ST. LOUIS -- Swiss-based Kuoni Travel Holding is entering the U.S. market with a proposal to buy upscale tour operator Intrav and its Clipper Cruise Line subsidiary for $115 million.

Barney Ebsworth, Intrav chairman of the board and owner of 75% of the company's common stock (NASDAQ: TRAV), agreed to the acquisition, which is expected to be completed by Sept. 30.

Intrav's shareholders have yet to approve the deal, but with Ebsworth's agreement, the transaction is virtually assured.

The 40-year-old St. Louis-based company, which went public in December 1996, operates 75 luxury programs, including private tours on the Concorde and chartered jets.

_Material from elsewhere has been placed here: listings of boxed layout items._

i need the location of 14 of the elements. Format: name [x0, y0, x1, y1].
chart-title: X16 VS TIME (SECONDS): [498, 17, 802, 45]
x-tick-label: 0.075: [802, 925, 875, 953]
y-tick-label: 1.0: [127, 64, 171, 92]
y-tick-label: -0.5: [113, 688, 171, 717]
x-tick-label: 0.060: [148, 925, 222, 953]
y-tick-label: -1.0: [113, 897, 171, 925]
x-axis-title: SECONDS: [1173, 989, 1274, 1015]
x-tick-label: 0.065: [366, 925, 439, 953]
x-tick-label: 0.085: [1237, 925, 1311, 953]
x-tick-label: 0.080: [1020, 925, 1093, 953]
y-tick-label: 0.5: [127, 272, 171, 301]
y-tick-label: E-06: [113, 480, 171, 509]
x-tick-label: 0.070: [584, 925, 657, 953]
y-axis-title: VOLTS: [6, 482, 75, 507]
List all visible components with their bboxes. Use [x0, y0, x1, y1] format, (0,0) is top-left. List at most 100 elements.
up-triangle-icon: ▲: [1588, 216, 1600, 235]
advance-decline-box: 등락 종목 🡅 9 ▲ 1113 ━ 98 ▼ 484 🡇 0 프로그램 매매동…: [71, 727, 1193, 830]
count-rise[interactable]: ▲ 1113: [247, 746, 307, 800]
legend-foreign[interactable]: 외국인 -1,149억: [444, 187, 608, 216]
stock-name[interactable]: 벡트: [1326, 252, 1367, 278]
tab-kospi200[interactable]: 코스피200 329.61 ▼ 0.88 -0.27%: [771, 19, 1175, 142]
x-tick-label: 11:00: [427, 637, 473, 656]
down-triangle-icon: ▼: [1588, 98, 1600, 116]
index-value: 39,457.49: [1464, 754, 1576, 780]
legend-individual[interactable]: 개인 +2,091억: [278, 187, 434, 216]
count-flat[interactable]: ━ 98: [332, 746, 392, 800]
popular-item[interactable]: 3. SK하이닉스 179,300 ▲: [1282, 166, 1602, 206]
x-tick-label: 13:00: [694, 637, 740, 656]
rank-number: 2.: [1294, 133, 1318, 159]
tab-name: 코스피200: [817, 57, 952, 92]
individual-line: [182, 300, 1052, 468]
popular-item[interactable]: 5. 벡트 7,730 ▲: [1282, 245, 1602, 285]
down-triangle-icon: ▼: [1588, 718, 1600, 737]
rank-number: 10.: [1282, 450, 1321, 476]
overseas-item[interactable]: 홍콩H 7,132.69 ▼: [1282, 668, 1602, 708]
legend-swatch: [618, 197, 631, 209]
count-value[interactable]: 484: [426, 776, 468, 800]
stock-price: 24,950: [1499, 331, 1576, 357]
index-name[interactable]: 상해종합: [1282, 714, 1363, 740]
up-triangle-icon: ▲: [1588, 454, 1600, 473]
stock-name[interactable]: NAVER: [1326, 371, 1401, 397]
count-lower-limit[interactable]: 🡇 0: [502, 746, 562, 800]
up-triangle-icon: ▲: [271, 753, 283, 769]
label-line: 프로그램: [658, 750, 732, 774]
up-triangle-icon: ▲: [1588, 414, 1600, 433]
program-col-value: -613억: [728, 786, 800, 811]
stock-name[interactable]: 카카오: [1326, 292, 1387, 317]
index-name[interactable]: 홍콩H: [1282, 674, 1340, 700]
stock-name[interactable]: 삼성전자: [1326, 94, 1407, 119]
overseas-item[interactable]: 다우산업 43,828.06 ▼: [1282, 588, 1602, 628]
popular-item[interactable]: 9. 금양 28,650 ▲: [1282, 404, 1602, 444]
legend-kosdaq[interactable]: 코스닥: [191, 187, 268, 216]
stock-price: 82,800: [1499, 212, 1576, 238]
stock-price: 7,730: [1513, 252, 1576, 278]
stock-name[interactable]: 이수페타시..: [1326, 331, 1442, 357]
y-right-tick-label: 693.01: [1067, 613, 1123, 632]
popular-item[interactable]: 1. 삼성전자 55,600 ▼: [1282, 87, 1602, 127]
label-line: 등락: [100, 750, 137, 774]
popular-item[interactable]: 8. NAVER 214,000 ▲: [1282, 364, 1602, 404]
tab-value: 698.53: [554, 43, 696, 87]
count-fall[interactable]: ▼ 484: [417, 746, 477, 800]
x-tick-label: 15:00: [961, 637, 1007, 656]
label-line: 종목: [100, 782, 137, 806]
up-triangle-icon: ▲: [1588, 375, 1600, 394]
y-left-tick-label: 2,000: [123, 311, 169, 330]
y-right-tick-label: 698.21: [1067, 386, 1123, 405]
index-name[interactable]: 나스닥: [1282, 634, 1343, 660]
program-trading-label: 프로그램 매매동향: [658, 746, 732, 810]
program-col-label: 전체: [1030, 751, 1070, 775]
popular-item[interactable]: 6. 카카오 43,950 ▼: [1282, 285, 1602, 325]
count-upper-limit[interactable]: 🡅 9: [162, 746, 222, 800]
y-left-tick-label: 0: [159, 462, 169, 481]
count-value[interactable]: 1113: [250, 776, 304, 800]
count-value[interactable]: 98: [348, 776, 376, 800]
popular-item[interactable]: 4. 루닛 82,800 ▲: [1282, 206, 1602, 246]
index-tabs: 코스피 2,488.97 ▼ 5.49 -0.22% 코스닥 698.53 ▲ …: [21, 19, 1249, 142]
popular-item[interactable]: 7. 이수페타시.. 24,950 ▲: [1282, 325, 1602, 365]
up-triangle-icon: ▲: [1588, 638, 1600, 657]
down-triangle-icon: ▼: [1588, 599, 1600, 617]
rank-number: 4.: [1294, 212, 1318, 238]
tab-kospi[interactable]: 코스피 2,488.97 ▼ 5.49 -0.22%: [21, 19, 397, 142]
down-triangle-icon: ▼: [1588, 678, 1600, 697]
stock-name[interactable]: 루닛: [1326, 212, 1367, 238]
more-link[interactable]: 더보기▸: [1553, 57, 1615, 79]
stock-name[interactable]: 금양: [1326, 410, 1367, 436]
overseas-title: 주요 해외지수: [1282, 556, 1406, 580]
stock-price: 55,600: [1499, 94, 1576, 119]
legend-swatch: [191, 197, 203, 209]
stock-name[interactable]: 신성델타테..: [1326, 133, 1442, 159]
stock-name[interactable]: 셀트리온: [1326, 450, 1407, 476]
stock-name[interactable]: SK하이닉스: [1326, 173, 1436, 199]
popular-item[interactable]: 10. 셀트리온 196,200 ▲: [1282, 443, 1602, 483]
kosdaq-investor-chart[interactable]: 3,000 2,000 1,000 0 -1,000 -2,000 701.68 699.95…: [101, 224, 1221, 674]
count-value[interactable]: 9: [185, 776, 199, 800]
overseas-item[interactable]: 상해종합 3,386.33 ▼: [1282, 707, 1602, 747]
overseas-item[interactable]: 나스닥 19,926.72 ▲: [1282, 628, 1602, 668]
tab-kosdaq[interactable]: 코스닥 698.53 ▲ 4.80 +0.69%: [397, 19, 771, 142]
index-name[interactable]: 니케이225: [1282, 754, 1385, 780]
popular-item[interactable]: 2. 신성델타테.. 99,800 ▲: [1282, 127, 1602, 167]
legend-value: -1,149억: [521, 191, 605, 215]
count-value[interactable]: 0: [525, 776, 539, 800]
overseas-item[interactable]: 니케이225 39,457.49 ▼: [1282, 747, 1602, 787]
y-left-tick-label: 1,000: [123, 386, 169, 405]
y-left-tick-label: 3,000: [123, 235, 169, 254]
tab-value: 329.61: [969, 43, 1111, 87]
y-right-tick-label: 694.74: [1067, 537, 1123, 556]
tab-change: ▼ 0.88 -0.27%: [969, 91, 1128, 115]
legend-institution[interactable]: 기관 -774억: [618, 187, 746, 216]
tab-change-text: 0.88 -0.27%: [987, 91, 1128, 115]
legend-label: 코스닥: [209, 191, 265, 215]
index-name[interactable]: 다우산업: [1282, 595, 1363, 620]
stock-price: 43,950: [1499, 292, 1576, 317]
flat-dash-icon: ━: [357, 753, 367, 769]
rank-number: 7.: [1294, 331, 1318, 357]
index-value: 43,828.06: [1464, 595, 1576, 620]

It owns four Clipper Cruise Line vessels specializing in deluxe small-ship itineraries in Alaska, Mexico and the Atlantic Coast. The four Clipper ships hold between 100 to 138 passengers.

Intrav reported sales of $126 million in 1998, an operating income of $10.3 million and a net income of $6.8 million.

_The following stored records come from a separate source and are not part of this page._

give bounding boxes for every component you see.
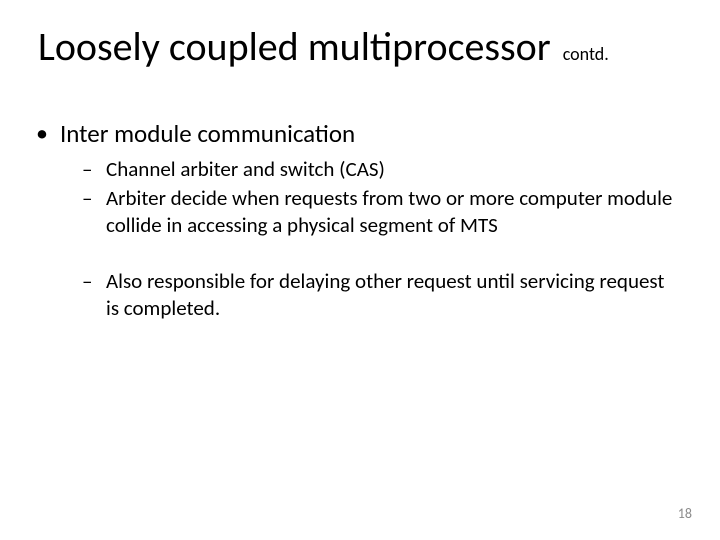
slide-body: • Inter module communication – Channel a… (30, 118, 690, 324)
spacer (30, 241, 690, 268)
bullet-level2-text: Arbiter decide when requests from two or… (106, 185, 680, 239)
slide-title: Loosely coupled multiprocessor (38, 22, 551, 71)
slide-title-row: Loosely coupled multiprocessor contd. (38, 22, 700, 71)
bullet-dot-icon: • (36, 118, 48, 150)
bullet-dash-icon: – (82, 156, 96, 183)
bullet-level2-text: Also responsible for delaying other requ… (106, 268, 680, 322)
page-number: 18 (678, 505, 692, 522)
slide-title-continued: contd. (563, 43, 609, 65)
bullet-level1: • Inter module communication (30, 118, 690, 150)
bullet-level2: – Also responsible for delaying other re… (82, 268, 680, 322)
bullet-level2: – Arbiter decide when requests from two … (82, 185, 680, 239)
bullet-level1-text: Inter module communication (60, 118, 355, 150)
bullet-level2-text: Channel arbiter and switch (CAS) (106, 156, 385, 183)
bullet-dash-icon: – (82, 185, 96, 212)
bullet-level2: – Channel arbiter and switch (CAS) (82, 156, 680, 183)
slide: Loosely coupled multiprocessor contd. • … (0, 0, 720, 540)
bullet-dash-icon: – (82, 268, 96, 295)
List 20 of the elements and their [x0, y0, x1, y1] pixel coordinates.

Kuoni, one of Europe's largest travel companies, with annual sales of $3.5 billion, has no presence in the U.S. market except for a office in Atlanta selling its European ground services to U.S. operators.

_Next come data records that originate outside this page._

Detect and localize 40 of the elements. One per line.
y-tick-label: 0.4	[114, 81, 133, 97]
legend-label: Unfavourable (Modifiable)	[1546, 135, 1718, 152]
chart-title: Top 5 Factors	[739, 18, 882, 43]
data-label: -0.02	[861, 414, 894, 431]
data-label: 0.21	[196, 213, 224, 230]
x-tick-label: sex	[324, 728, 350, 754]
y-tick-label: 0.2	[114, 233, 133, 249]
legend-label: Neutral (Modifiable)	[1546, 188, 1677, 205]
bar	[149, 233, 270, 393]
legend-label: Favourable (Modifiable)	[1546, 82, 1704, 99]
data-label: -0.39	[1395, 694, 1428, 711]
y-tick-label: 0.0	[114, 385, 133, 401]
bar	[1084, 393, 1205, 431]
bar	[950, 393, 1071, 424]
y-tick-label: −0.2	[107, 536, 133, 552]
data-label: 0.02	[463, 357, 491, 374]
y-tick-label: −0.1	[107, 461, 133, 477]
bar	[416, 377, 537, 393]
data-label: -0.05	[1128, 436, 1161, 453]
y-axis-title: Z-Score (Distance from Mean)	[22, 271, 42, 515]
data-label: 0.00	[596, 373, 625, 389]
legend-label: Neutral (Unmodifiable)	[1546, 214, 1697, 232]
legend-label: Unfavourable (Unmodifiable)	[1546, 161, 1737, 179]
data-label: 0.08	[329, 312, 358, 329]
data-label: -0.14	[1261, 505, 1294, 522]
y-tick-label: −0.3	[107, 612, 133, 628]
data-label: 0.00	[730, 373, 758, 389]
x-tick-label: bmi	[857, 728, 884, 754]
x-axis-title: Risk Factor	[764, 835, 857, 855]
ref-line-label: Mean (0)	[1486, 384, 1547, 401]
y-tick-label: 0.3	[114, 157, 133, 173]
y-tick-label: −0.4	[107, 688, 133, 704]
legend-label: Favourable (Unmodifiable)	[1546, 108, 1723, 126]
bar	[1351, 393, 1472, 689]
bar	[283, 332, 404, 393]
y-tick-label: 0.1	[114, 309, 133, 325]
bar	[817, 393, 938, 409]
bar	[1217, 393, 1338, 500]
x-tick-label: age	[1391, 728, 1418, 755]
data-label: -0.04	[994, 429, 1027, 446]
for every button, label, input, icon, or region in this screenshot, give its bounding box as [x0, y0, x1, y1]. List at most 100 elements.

A spokeswoman for Zurich, Switzerland-based Kuoni said Intrav will remain headquartered in St. Louis with its current management in place, including Paul Duynhouwer as president.

Duynhouwer will report to Peter Diethelm, Kuoni executive vice president in the U.K., who heads up the newly named Kuoni Strategic Business Unit for the U.K. and North America.

Kuoni, which has made several key acquisitions in European markets the last two years, typically "lets the company name remain and lets the company operate locally in its own markets," the spokeswoman said.

She said there were several reasons for Kuoni's interest in Intrav: the U.S. firm's upscale travel products fit well with Kuoni's products, particularly in the U.K.; the acquisition gives Kuoni the opportunity to own its own cruise ships, and the deal enables the company to become a player in the rapidly consolidating U.S. tour operator industry, where Kuoni sees "excellent growth potential."

"The U.S. compared to the European market is fragmented, and we believe will become more consolidated in the future," she said.

In addition, the acquisition will enable Kuoni to increase its purchasing power in destinations and gain the "know how" of a successful U.S. operator to expand in the U.S., she said.

Kuoni is the second major European-based travel company to acquire U.S. tour operators during the wave of consolidation sweeping the U.S. operator industry. U.K.-based Airtours purchased San Jose, Calif.-based SunTrips and Atlanta-based Vacation Express in the last two years.